The EPA documented in 2018 that 12.2 million tons of wood ended up in landfills that year, which accounted for 8.3% of total landfill materials. With waste becoming an increasing problem, preserving what we have is becoming more important than ever. But moisture management may provide a solution, and one sawmill is already leveraging it.

The sawmill snatches some of that wood away from the jaws of the landfill and turns it into sellable wood. A key part of getting quality output from their process? Careful monitoring and testing of the wood’s moisture content.

How to Transform Undesirable Wood

Knots, knotholes, and large blemishes: all of these features can compromise the strength or appearance of a piece of wood, making it unusable.
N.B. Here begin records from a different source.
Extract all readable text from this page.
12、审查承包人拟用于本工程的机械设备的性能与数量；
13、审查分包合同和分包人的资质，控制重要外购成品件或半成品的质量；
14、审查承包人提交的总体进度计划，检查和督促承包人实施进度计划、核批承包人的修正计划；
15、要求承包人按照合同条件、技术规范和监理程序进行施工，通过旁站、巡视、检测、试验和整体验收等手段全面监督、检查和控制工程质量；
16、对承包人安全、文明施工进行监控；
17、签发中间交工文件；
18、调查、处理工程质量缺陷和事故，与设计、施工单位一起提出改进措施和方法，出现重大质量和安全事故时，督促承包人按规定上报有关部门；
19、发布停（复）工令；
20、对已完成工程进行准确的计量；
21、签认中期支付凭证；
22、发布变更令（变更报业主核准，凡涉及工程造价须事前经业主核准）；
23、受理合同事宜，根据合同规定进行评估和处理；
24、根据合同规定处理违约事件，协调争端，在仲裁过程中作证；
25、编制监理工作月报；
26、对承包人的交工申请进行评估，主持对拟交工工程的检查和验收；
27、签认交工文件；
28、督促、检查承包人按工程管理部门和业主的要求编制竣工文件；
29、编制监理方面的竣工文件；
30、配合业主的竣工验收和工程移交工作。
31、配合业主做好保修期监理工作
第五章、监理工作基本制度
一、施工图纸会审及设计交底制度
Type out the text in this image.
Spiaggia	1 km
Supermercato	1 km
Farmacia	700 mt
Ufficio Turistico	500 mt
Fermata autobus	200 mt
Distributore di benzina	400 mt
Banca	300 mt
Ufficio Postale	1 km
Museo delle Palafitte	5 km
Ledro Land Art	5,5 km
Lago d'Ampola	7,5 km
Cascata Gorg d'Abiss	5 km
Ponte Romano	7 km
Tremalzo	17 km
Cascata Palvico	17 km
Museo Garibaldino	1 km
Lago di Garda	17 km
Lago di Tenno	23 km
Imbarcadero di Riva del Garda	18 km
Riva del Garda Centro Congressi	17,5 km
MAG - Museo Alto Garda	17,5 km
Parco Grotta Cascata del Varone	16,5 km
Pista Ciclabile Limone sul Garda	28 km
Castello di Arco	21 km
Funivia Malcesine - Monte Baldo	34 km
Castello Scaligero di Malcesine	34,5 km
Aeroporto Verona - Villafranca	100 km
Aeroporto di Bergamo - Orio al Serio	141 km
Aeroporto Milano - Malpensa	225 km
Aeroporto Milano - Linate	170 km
This particular sawmill purchases unwanted industrial-grade lumber and turns it into something usable by removing knots and cutting the boards into smaller pieces. Since these smaller pieces typically aren’t sold, they are finger-jointed and glued together lengthwise. They may also be edge-glued.

This lumber, remade and strengthened, is then sold for a variety of uses, including siding and trim, doors, windows, shutters, screen doors, outdoor furniture, and wine cellars. Because many of these products end up outdoors, much of what the sawmill processes are naturally rot-resistant species.

Every year, they process at least 25 million board feet. Lined up, that amount could cross from the east to west coasts of the United States nearly twice.

Moisture Management is Key to the Process

Because the aforementioned sawmill’s team works with wood, one major consideration in quality control is the moisture content of the wood. This means ensuring the lumber is properly kiln-dried to the appropriate moisture content before processing it.

The sawmill’s manager said the edge gluer is attracted to the moisture in the glue, but he doesn’t want it to be attracted to the moisture in the wood. Otherwise, delamination could occur, damaging the end product.

Besides harming the actual wood, too much moisture can harm the equipment.

“Since we use a radio frequency edge gluer to glue our products, it’s absolutely critical that our wood has a low MC [moisture content],” the manager said. “If the average MC for each piece is above 12%, we kick it out. If not, we’ll put our equipment at risk as well as our finished products.”

To control moisture, the sawmill uses handheld moisture meters with stack probes to check the wood while it’s drying in the kiln. They also have an inline meter for their manufacturing process.

“Since we included moisture measurement in our manufacturing process, we became a much better operation,” the manager said. “It significantly diminished a number of issues and has been an important piece of our manufacturing and overall success.”

How are you controlling – and maybe leveraging – moisture in your lumber manufacturing process?